Everyday people and businesses are looking at purchases and activities, wondering if we are getting the best value in terms of dollars and cents but also, if our actions are providing the best value for our communities, the people in it and the land it is on.  

This can be seen in credit unions, whose mandate is to give back, support the community they serve, buy and invest locally, as well as donate to causes that matter to their members.

inspiring and engaging

Over 18 months ago, Valley First began a digital transformation encouraging staff to save paper, printing only when necessary. Since that time, 6 million pages have not been printed! To celebrate this milestone, Valley First gifted a $1,500 donation to Kelowna’s Okanagan Fruit Tree Project. Equivalent to about 30 fruit trees, this donation exemplifies Valley First’s commitment to going digital while supporting #FeedtheValley—a community-based program raising awareness, food, and funds for food banks across the Thompson, Okanagan and Similkameen valleys.

In the Okanagan, Valley First, a division of First West Credit Union, is a company that empowers its employees to do good through a variety of community initiatives.  As a company, Valley First is both a partner and good neighbour by keeping the Okanagan community strong through donations, sponsorships, and other unique ventures supporting local economic development.

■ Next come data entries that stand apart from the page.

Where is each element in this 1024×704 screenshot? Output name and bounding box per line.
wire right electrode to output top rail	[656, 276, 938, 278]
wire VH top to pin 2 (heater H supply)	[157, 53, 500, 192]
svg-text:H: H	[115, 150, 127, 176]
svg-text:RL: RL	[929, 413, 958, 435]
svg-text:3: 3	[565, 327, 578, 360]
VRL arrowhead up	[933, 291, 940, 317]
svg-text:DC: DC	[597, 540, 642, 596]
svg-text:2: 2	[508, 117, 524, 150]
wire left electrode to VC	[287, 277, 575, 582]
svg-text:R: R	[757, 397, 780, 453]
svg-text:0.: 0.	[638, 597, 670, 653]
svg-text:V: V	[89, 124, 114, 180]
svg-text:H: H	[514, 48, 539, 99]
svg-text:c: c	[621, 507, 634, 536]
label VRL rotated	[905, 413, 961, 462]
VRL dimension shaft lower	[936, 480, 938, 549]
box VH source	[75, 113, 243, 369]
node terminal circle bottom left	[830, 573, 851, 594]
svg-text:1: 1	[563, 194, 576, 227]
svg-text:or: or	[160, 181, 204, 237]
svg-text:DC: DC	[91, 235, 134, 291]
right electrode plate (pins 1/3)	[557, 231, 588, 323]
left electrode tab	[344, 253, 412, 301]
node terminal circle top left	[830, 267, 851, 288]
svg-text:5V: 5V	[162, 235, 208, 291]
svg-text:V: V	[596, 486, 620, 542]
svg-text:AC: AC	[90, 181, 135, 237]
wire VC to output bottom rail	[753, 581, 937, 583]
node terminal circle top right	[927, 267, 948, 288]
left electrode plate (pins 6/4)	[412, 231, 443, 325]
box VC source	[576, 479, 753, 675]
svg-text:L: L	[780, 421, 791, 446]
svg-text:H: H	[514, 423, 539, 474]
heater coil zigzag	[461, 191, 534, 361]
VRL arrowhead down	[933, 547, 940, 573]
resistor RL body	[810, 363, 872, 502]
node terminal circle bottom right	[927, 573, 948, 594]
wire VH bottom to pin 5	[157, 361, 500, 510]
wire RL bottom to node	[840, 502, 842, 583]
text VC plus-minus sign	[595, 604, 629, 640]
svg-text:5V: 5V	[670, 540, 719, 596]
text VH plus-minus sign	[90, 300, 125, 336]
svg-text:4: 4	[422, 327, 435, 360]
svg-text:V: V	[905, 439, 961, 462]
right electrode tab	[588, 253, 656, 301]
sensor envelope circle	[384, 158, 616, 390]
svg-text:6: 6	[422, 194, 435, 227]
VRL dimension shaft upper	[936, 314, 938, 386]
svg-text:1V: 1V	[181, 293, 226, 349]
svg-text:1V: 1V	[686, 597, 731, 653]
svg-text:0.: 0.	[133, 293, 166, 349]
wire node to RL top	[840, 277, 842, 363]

By actively being involved in the community, companies like Valley First make a difference through supporting local nonprofits and promoting strong stable neighbourhoods by bringing family fun and entertainment to local events in the Okanagan. Supporting the local economy can have wide-ranging benefits that promote inclusivity for all community members.

community making

Events in the community also have a social purpose as they bring people together and provide avenues for learning and fun collaboration to generate new ideas around how to make the world a better place. Social accelerators like Purppl mentor people doing good, helping them become more sustainable, and celebrating them through hosting gatherings like ChangeUp.

Some of the quality folks that make up the Purppl team.

ChangeUp is a pitch style event that showcases how social enterprises are providing solutions for complex social and environmental challenges. The stories told at events like this prove that doing good isn’t a trend for businesses and communities.

Across Canada, for-profit social enterprises are tackling social issues head-on. Nonprofits are using social enterprise to add stability and sustainability to their long term solutions to social, and community hurdles. Employees are developing initiatives within the organizations they work for to promote social causes they believe in. Funders and investors are wanting to invest their dollars in impactful ways that provide social returns on investment for communities as a whole.

Through simple methods, community-minded people can help grow this ecosystem, choosing to put their money into companies, businesses, and local enterprises, significantly adding vibrancy and vitality to their cities as they support initiatives that prioritize people over profit.  

thought-provoking

Even technology companies are changing how they purchase, taking a deeper look at sustainability, long term success and purpose as well as profit.

As a social enterprise, Trellis banks at Valley First because of the initiatives this credit union is helping to power in the community.  Trellis buys its materials from ethically sourced suppliers, and they also build technology to make charities more efficient in the communities they serve.

Trellis CEO Justin Goodhew speaking at ChangeUp about problems charities face and solutions Trellis provides for them.

Valley First, Purppl, and Trellis are a small fraction of the many businesses and individuals who are changing the way businesses operate around the world. From the places we house our money, to the events we run, to where we choose to spend and invest our money, every decision you make can be with both a social and profit-driven mindset.

You have the ability to buy from – as well as support – companies who are deeply invested in creating connection and furthering social responsibility.

Be inspired by local businesses and social enterprises who are making an impact in your region. Join the movement and change up where your dollars are going for the betterment of your community today!